# loose vice wrench.



## welder (Oct 16, 2017)

i have a mill vice probably from china that the square wrench fits very loosely by 1/16 "gap. it appears to be casted of maybe iron. i would like to fill in the excess play. i have a mig and gas welding equipment. i do not want to crack it or make it brittle. what do you think. oxy acetalene steel rod,brazing rod or mig. thanks


----------



## British Steel (Oct 16, 2017)

Braze or silver-solder in some gauge plate or shim stock? You can get it in various thicknesses, and it'll be harder and wear better than cast iron.

Dave H. (the other one)


----------



## ferlum (Oct 16, 2017)

You have a mill. Make yourself a properly-fitting wrench.


----------



## welder (Oct 17, 2017)

British Steel said:


> Braze or silver-solder in some gauge plate or shim stock? You can get it in various thicknesses, and it'll be harder and wear better than cast iron.
> 
> Dave H. (the other one)


thanks for the reply. any concern about making the cast brittle?


----------



## welder (Oct 17, 2017)

ferlum said:


> You have a mill. Make yourself a properly-fitting wrench.

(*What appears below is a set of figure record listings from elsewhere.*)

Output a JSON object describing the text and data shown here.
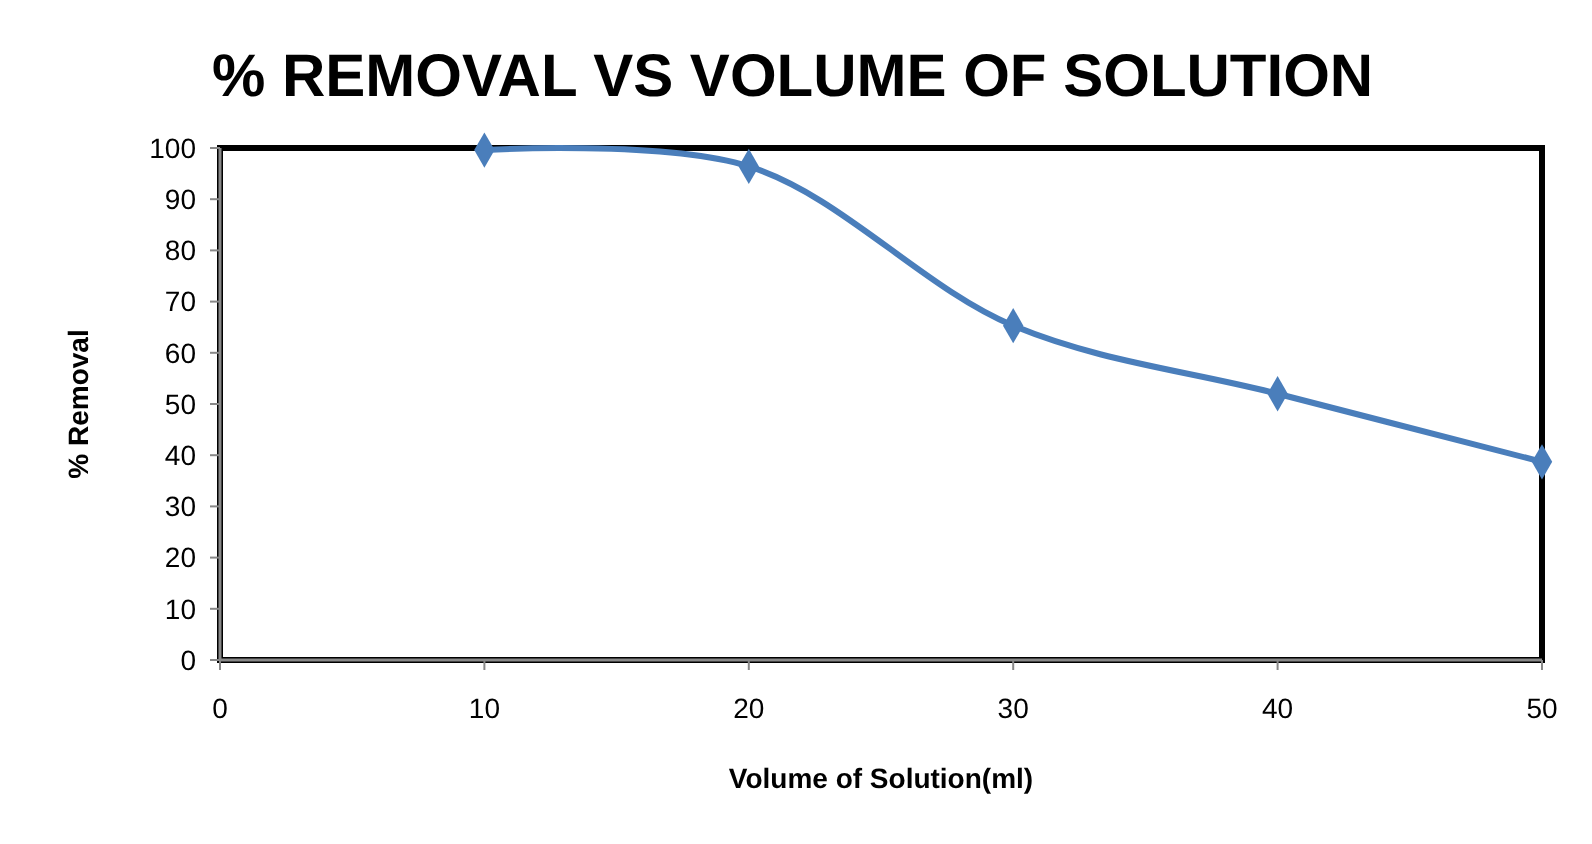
{
  "chart_data": {
    "type": "line",
    "title": "% REMOVAL VS VOLUME OF SOLUTION",
    "xlabel": "Volume of Solution(ml)",
    "ylabel": "% Removal",
    "x": [
      10,
      20,
      30,
      40,
      50
    ],
    "series": [
      {
        "color": "#4a7ebb",
        "values": [
          99.6,
          96.4,
          65.3,
          52,
          38.7
        ]
      }
    ],
    "xlim": [
      0,
      50
    ],
    "xticks": [
      0,
      10,
      20,
      30,
      40,
      50
    ],
    "ylim": [
      0,
      100
    ],
    "yticks": [
      0,
      10,
      20,
      30,
      40,
      50,
      60,
      70,
      80,
      90,
      100
    ],
    "marker": "diamond",
    "line_style": "solid",
    "grid": false
  }
}
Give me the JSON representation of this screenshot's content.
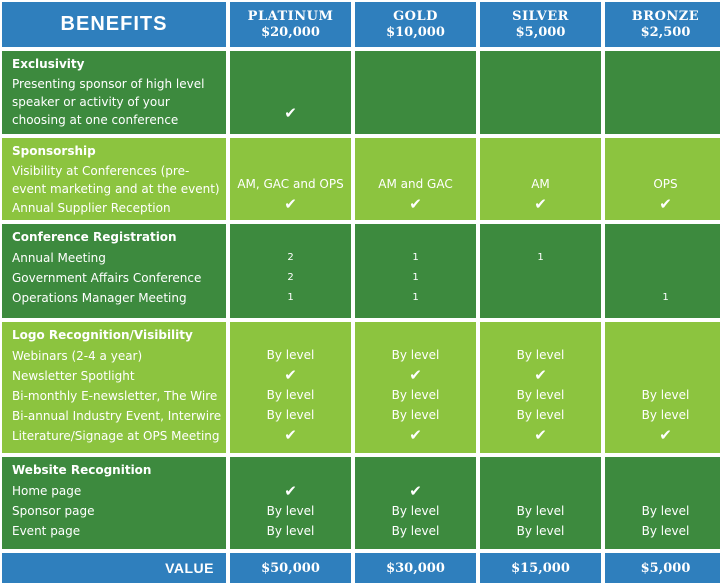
{
  "header": {
    "benefits": "BENEFITS",
    "tiers": [
      {
        "name": "PLATINUM",
        "price": "$20,000"
      },
      {
        "name": "GOLD",
        "price": "$10,000"
      },
      {
        "name": "SILVER",
        "price": "$5,000"
      },
      {
        "name": "BRONZE",
        "price": "$2,500"
      }
    ]
  },
  "sections": [
    {
      "title": "Exclusivity",
      "items": [
        "Presenting sponsor of high level speaker or activity of your choosing at one conference"
      ],
      "values": [
        [
          "✔"
        ],
        [
          ""
        ],
        [
          ""
        ],
        [
          ""
        ]
      ]
    },
    {
      "title": "Sponsorship",
      "items": [
        "Visibility at Conferences (pre-event marketing and at the event)",
        "Annual Supplier Reception"
      ],
      "values": [
        [
          "AM, GAC and OPS",
          "✔"
        ],
        [
          "AM and GAC",
          "✔"
        ],
        [
          "AM",
          "✔"
        ],
        [
          "OPS",
          "✔"
        ]
      ]
    },
    {
      "title": "Conference Registration",
      "items": [
        "Annual Meeting",
        "Government Affairs Conference",
        "Operations Manager Meeting"
      ],
      "values": [
        [
          "2",
          "2",
          "1"
        ],
        [
          "1",
          "1",
          "1"
        ],
        [
          "1",
          "",
          ""
        ],
        [
          "",
          "",
          "1"
        ]
      ]
    },
    {
      "title": "Logo Recognition/Visibility",
      "items": [
        "Webinars (2-4 a year)",
        "Newsletter Spotlight",
        "Bi-monthly E-newsletter, The Wire",
        "Bi-annual  Industry Event, Interwire",
        "Literature/Signage at OPS Meeting"
      ],
      "values": [
        [
          "By level",
          "✔",
          "By level",
          "By level",
          "✔"
        ],
        [
          "By level",
          "✔",
          "By level",
          "By level",
          "✔"
        ],
        [
          "By level",
          "✔",
          "By level",
          "By level",
          "✔"
        ],
        [
          "",
          "",
          "By level",
          "By level",
          "✔"
        ]
      ]
    },
    {
      "title": "Website Recognition",
      "items": [
        "Home page",
        "Sponsor page",
        "Event page"
      ],
      "values": [
        [
          "✔",
          "By level",
          "By level"
        ],
        [
          "✔",
          "By level",
          "By level"
        ],
        [
          "",
          "By level",
          "By level"
        ],
        [
          "",
          "By level",
          "By level"
        ]
      ]
    }
  ],
  "footer": {
    "label": "VALUE",
    "values": [
      "$50,000",
      "$30,000",
      "$15,000",
      "$5,000"
    ]
  },
  "colors": {
    "header_blue": "#2f7fbd",
    "dark_green": "#3d8a3e",
    "light_green": "#8cc43f"
  }
}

yes i do. i could use a speed wrench for the future. thanks for the reply


----------



## Asm109 (Oct 17, 2017)

welder said:


> thanks for the reply. any concern about making the cast brittle?



No. The manufacturer all ready made it brittle for you.


----------



## 4GSR (Oct 17, 2017)

If the square is big enough, change it to a 3/4" hex and get you a common handle to use with the vise.  There are a couple of sizes of the hex handles out there if 3/4" is too big, go the next size smaller.  Last resort, make a new screw and cut a hex on it to fit a common handle and do away with the square handle.


----------



## Ken from ontario (Oct 18, 2017)

Or drill and tap a set screw from the side to tighten up against the handle,adjust for the slop.something like this:


----------



## Ulma Doctor (Oct 18, 2017)

welder said:


> thanks for the reply. any concern about making the cast brittle?


Hi Welder,
as long as you let the casting cool slowly you should be fine- you're only getting it hot enough to braze


----------



## welder (Oct 18, 2017)

Ken from ontario said:


> Or drill and tap a set screw from the side to tighten up against the handle,adjust for the slop.something like this:
> View attachment 244617


though about that but not much surface area. thanks


----------



## welder (Oct 18, 2017)

Ulma Doctor said:


> Hi Welder,
> as long as you let the casting cool slowly you should be fine- you're only getting it hot enough to braze





Ulma Doctor said:


> Hi Welder,
> as long as you let the casting cool slowly you should be fine- you're only getting it hot enough to braze


i thing that is the ticket. thanks


----------



## 4GSR (Oct 18, 2017)

How about posting some pictures of the vise and the square along with the handle?  This would give everyone an better idea of what you are trying to fix.


----------



## rzbill (Oct 19, 2017)

You need give some moral instruction.

OH!  Loose vice *Wrench.     *sorry.


----------



## Silverbullet (Oct 22, 2017)

I have one too, I just epoxied two thin strips in to tighten the grip. With the porosity of the cast it should help strengthen it too.


----------